With a resume that includes PIL, Pigface, Ministry and Killing Joke, drummer-and-more Martin Atkins seems qualified enough to have authored the authoritative book Tour:Smart and teach the course “The Business of Touring” at Chicago’s Columbia College. You kinda get the two, condensed and crammed together, with the DVD Tour:Smart… And Break the Band (MVDvisual).

While a creature of the tech-geek hard-rock realm, Atkins shares pearls of doubtlessly hard-earned wisdom that most any amateur—excuse me, “indie”—musician would do well to heed. He spouts in a series of short, rough-hewn talking-head clips, and he’s a fairly entertaining orator, chatty if a bit choleric.

A lot of his insights and advisories have that slap-your-forehead quality of seeming so obvious once stated. His patented “Five-Pointed Star Inward Facing Crush” principle, for instance—a base-building strategy involving feeder cities and e-mail lists—is bang on.
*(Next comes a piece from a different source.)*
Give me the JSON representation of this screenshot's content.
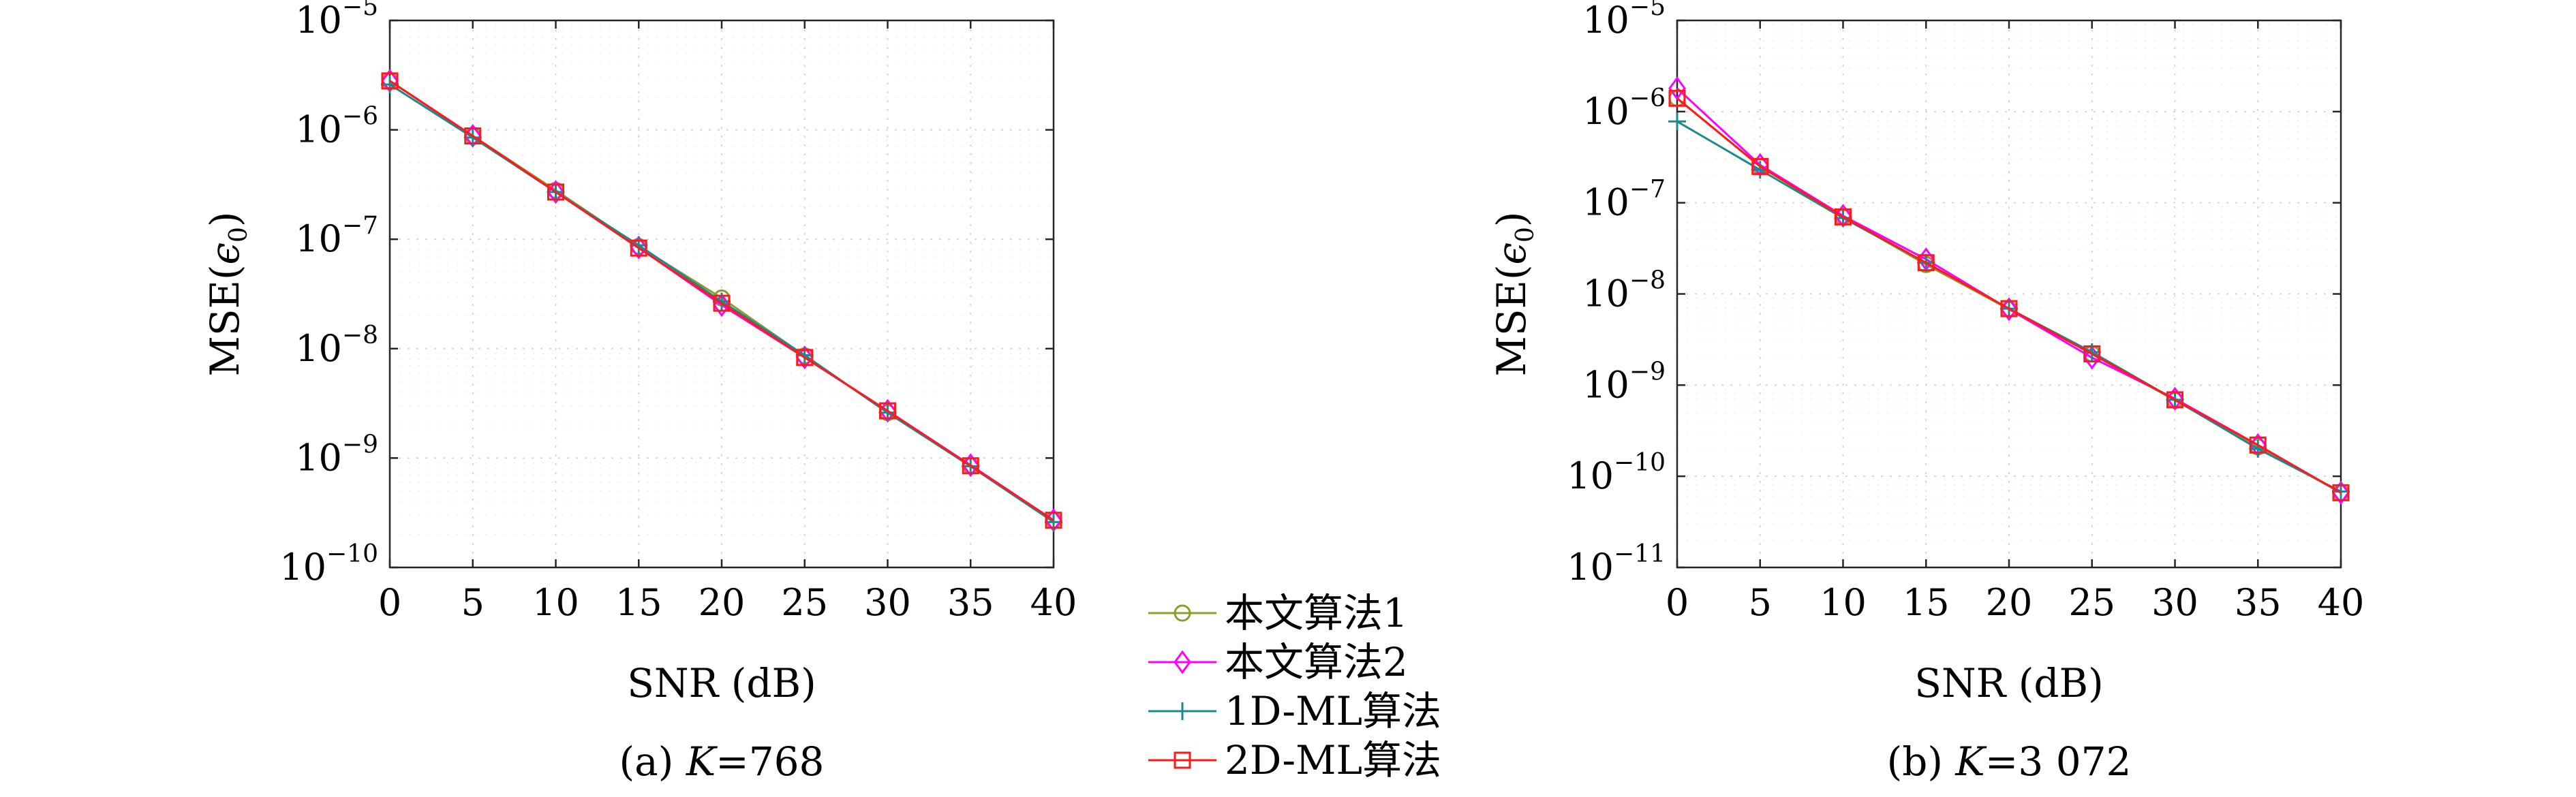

Atkins puts his own savvy to the test in the lo-fi doc Sixteen Days in China, which sees him flying by the seat of his pants through an underground musical safari in Beijing, struggling to assemble the musicians and material that would fill up his Invisible label’s Look Directly Into the Sun: China Pop 2007 compilation and China Dub Soundsystem album, despite a cavalcade of hassles (many of Atkins’s own doofy devising).

It’s far more self-involved than the similar rock docs Wasted Orient and Beijing Bubbles, but an informative peep nonetheless into an emerging pop-cultural pole—Atkins’s contention that Beijing rock dive D-22 is CBGB’s reborn may not be entirely hyperbolic. The slideshow of Mao-vintage, two-tone propaganda posters is a sweet bonus.